Photo Credit: © Karenfoleyphotography | Dreamstime.com

The fickle nature that is the professional sports industry trickles down to maintenance and engineering managers who work hard to keep the palaces where the teams play pristine and up to modern standards.

While it doesn’t grab the headlines like the drafting of a Heisman Trophy quarterback or the trade for a Hall of Fame point guard, maintenance in facilities plays an important role for professional franchises.

Prospective free agents consider the facilities they will play in as a significant factor in where they sign, so it’s probably not a good thing when sewage backups happen, as one did at the Oakland Coliseum in 2014, or a leaky roof forces the delay of an NBA game.

In Milwaukee, where taxpayers are preparing to help contribute to a new $500 million arena for the NBA’s Bucks, deferred maintenance bills of up to $35 million on a less-than 30-year-old facility helped create the need to clear out the nearing-the-end-of-its-life Bradley Center for a newer, shinier, costly model or risk losing the team to another city.

It’s why city officials typically do what they can to keep the patrons happy and the teams in town.
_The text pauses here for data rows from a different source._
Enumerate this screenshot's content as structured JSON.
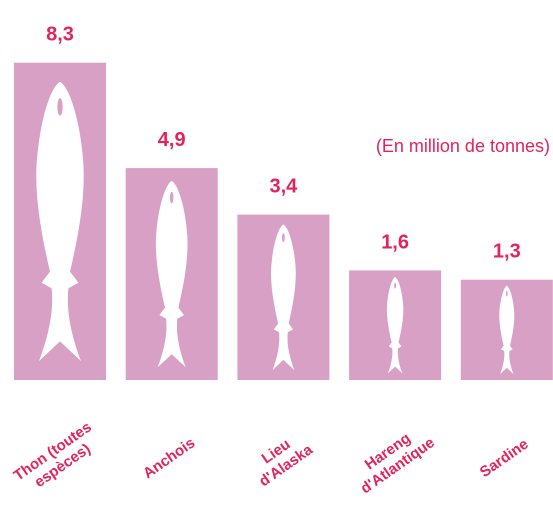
{
  "chart_data": {
    "type": "bar",
    "subtitle": "(En million de tonnes)",
    "categories": [
      "Thon (toutes\nespèces)",
      "Anchois",
      "Lieu\nd'Alaska",
      "Hareng\nd'Atlantique",
      "Sardine"
    ],
    "values": [
      8.3,
      4.9,
      3.4,
      1.6,
      1.3
    ],
    "value_labels": [
      "8,3",
      "4,9",
      "3,4",
      "1,6",
      "1,3"
    ],
    "color": "#d9a0c6"
  }
}
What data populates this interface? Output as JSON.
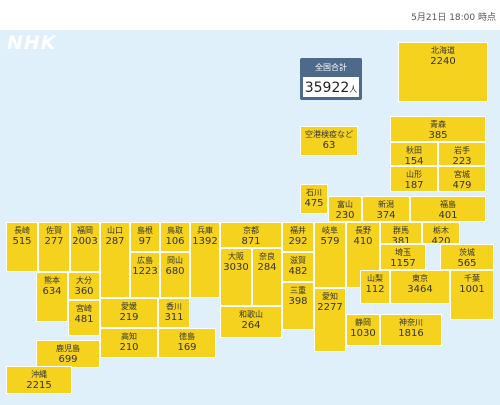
{
  "header": {
    "datetime": "5月21日 18:00 時点"
  },
  "logo": "NHK",
  "total": {
    "title": "全国合計",
    "value": "35922",
    "unit": "人"
  },
  "colors": {
    "sea": "#dff0fa",
    "prefecture": "#f5d21e",
    "total_box": "#4d6a8a"
  },
  "prefectures": [
    {
      "id": "hokkaido",
      "name": "北海道",
      "count": "2240"
    },
    {
      "id": "aomori",
      "name": "青森",
      "count": "385"
    },
    {
      "id": "akita",
      "name": "秋田",
      "count": "154"
    },
    {
      "id": "iwate",
      "name": "岩手",
      "count": "223"
    },
    {
      "id": "yamagata",
      "name": "山形",
      "count": "187"
    },
    {
      "id": "miyagi",
      "name": "宮城",
      "count": "479"
    },
    {
      "id": "quarantine",
      "name": "空港検疫など",
      "count": "63"
    },
    {
      "id": "ishikawa",
      "name": "石川",
      "count": "475"
    },
    {
      "id": "toyama",
      "name": "富山",
      "count": "230"
    },
    {
      "id": "niigata",
      "name": "新潟",
      "count": "374"
    },
    {
      "id": "fukushima",
      "name": "福島",
      "count": "401"
    },
    {
      "id": "nagasaki",
      "name": "長崎",
      "count": "515"
    },
    {
      "id": "saga",
      "name": "佐賀",
      "count": "277"
    },
    {
      "id": "fukuoka",
      "name": "福岡",
      "count": "2003"
    },
    {
      "id": "yamaguchi",
      "name": "山口",
      "count": "287"
    },
    {
      "id": "shimane",
      "name": "島根",
      "count": "97"
    },
    {
      "id": "tottori",
      "name": "鳥取",
      "count": "106"
    },
    {
      "id": "hyogo",
      "name": "兵庫",
      "count": "1392"
    },
    {
      "id": "kyoto",
      "name": "京都",
      "count": "871"
    },
    {
      "id": "fukui",
      "name": "福井",
      "count": "292"
    },
    {
      "id": "gifu",
      "name": "岐阜",
      "count": "579"
    },
    {
      "id": "nagano",
      "name": "長野",
      "count": "410"
    },
    {
      "id": "gunma",
      "name": "群馬",
      "count": "381"
    },
    {
      "id": "tochigi",
      "name": "栃木",
      "count": "420"
    },
    {
      "id": "hiroshima",
      "name": "広島",
      "count": "1223"
    },
    {
      "id": "okayama",
      "name": "岡山",
      "count": "680"
    },
    {
      "id": "shiga",
      "name": "滋賀",
      "count": "482"
    },
    {
      "id": "saitama",
      "name": "埼玉",
      "count": "1157"
    },
    {
      "id": "ibaraki",
      "name": "茨城",
      "count": "565"
    },
    {
      "id": "osaka",
      "name": "大阪",
      "count": "3030"
    },
    {
      "id": "nara",
      "name": "奈良",
      "count": "284"
    },
    {
      "id": "kumamoto",
      "name": "熊本",
      "count": "634"
    },
    {
      "id": "oita",
      "name": "大分",
      "count": "360"
    },
    {
      "id": "miyazaki",
      "name": "宮崎",
      "count": "481"
    },
    {
      "id": "aichi",
      "name": "愛知",
      "count": "2277"
    },
    {
      "id": "yamanashi",
      "name": "山梨",
      "count": "112"
    },
    {
      "id": "tokyo",
      "name": "東京",
      "count": "3464"
    },
    {
      "id": "chiba",
      "name": "千葉",
      "count": "1001"
    },
    {
      "id": "ehime",
      "name": "愛媛",
      "count": "219"
    },
    {
      "id": "kagawa",
      "name": "香川",
      "count": "311"
    },
    {
      "id": "mie",
      "name": "三重",
      "count": "398"
    },
    {
      "id": "wakayama",
      "name": "和歌山",
      "count": "264"
    },
    {
      "id": "kochi",
      "name": "高知",
      "count": "210"
    },
    {
      "id": "tokushima",
      "name": "徳島",
      "count": "169"
    },
    {
      "id": "shizuoka",
      "name": "静岡",
      "count": "1030"
    },
    {
      "id": "kanagawa",
      "name": "神奈川",
      "count": "1816"
    },
    {
      "id": "kagoshima",
      "name": "鹿児島",
      "count": "699"
    },
    {
      "id": "okinawa",
      "name": "沖縄",
      "count": "2215"
    }
  ]
}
When Memphis Mayor Jim Strickland outlined a plan to City Council members to spend $15 million over five years — the going price for an NBA reserve’s contract — to spruce up the FedEx Forum, home of the NBA’s Grizzlies, and keep the tenants satisfied and the pipes, HVAC and lighting systems working properly, the funds will probably find their way to the project.

“We want to be in a position to pay for (preventive maintenance) so we never miss a beat at that facility,” said Brian Collins, the city’s chief financial officer, told the Commercial Appeal of Memphis. “That facility is very important to the city. We want to make sure we always have the resources in place to always meet the needs of that building. We don’t want to get behind.”

The funding initiative puts smiles on the faces of maintenance and engineering managers, who might find it easier to gain funding for such facilities than a school district or another government building because the threat of upsetting the franchise. And maybe through their efforts to stay on top of things maintenance-wise, managers can help save the taxpayers and the city hundreds of millions of dollars down the road by not requiring a new facility to be built.